If you’re the parent of a disabled child in Pennsylvania, you have no doubt advocated for them their entire life. However, once your child reaches adulthood, your advocacy may begin to change based on their ability to make certain decisions and their legal rights as adults. This may be difficult, but it’s also necessary to understand the options.
What happens once your child reaches 18?
Once your child is 18, they are legally able to make their own decisions on all types of matters, including finances, education and health, among others. While you as a parent can continue to be an advocate for your child, you won’t have the same authority that you once did.
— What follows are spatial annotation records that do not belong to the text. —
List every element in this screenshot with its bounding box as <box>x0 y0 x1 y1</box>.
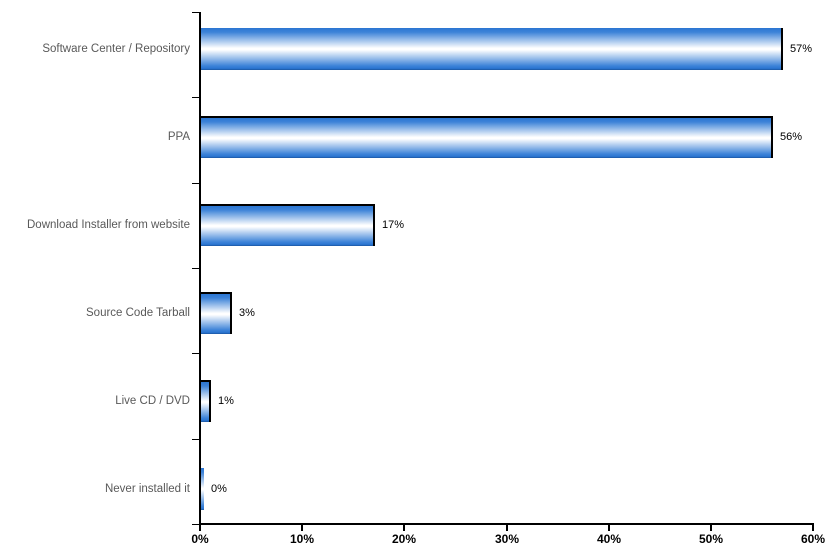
x-axis-tick <box>812 525 814 531</box>
category-label: Source Code Tarball <box>86 307 190 319</box>
value-label: 57% <box>790 43 813 55</box>
x-axis-tick <box>608 525 610 531</box>
x-axis-tick <box>403 525 405 531</box>
x-axis-tick <box>710 525 712 531</box>
category-label: Never installed it <box>104 483 190 495</box>
value-label: 0% <box>211 483 227 495</box>
y-axis-tick <box>192 524 199 525</box>
x-tick-label: 20% <box>391 532 417 546</box>
x-tick-label: 0% <box>191 532 209 546</box>
category-label: Download Installer from website <box>27 219 190 231</box>
x-axis-tick <box>301 525 303 531</box>
category-label: Live CD / DVD <box>115 395 190 407</box>
value-label: 56% <box>780 131 803 143</box>
bar <box>201 28 783 70</box>
y-axis-line <box>199 12 201 524</box>
y-axis-tick <box>192 97 199 98</box>
bar <box>201 204 375 246</box>
y-axis-tick <box>192 353 199 354</box>
bar <box>201 380 211 422</box>
y-axis-tick <box>192 439 199 440</box>
x-axis-tick <box>199 525 201 531</box>
y-axis-tick <box>192 268 199 269</box>
x-tick-label: 40% <box>596 532 622 546</box>
x-tick-label: 50% <box>698 532 724 546</box>
bar <box>201 292 232 334</box>
y-axis-tick <box>192 12 199 13</box>
value-label: 17% <box>382 219 405 231</box>
category-label: Software Center / Repository <box>42 43 190 55</box>
bar <box>201 468 204 510</box>
y-axis-tick <box>192 183 199 184</box>
value-label: 1% <box>218 395 234 407</box>
x-axis-tick <box>506 525 508 531</box>
category-label: PPA <box>167 131 190 143</box>
value-label: 3% <box>239 307 255 319</box>
x-tick-label: 10% <box>289 532 315 546</box>
x-tick-label: 60% <box>800 532 826 546</box>
x-tick-label: 30% <box>494 532 520 546</box>
bar <box>201 116 773 158</box>
x-axis-line <box>199 523 814 525</box>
If you believe your child may get hurt from making their own decisions, you might want to consider gaining legal guardianship of them. The medical opinion and recommendation of a physician and or psychologist will need to obtained as it regards your adult child’s capacity.
What should you consider before making a decision on guardianship?
There are several things you should consider before deciding on guardianship for disabled children reaching age of majority. They include the following:
- Is your child able to understand the situation? Is their cognitive ability high enough to know that their decisions have specific consequences?
- How does your child communicate what they want and need? Is it practical?
- How does your child feel about making their own decisions and receiving assistance?
- What resources and support does your child already have available to them?
Advocating for your child
If you want to continue to advocate for your disabled child, it’s important to know that their needs can vary based on the situation. The way you advocate can also change. You will have to decide on things such as what help to provide to them, who will provide that help, and how to assist.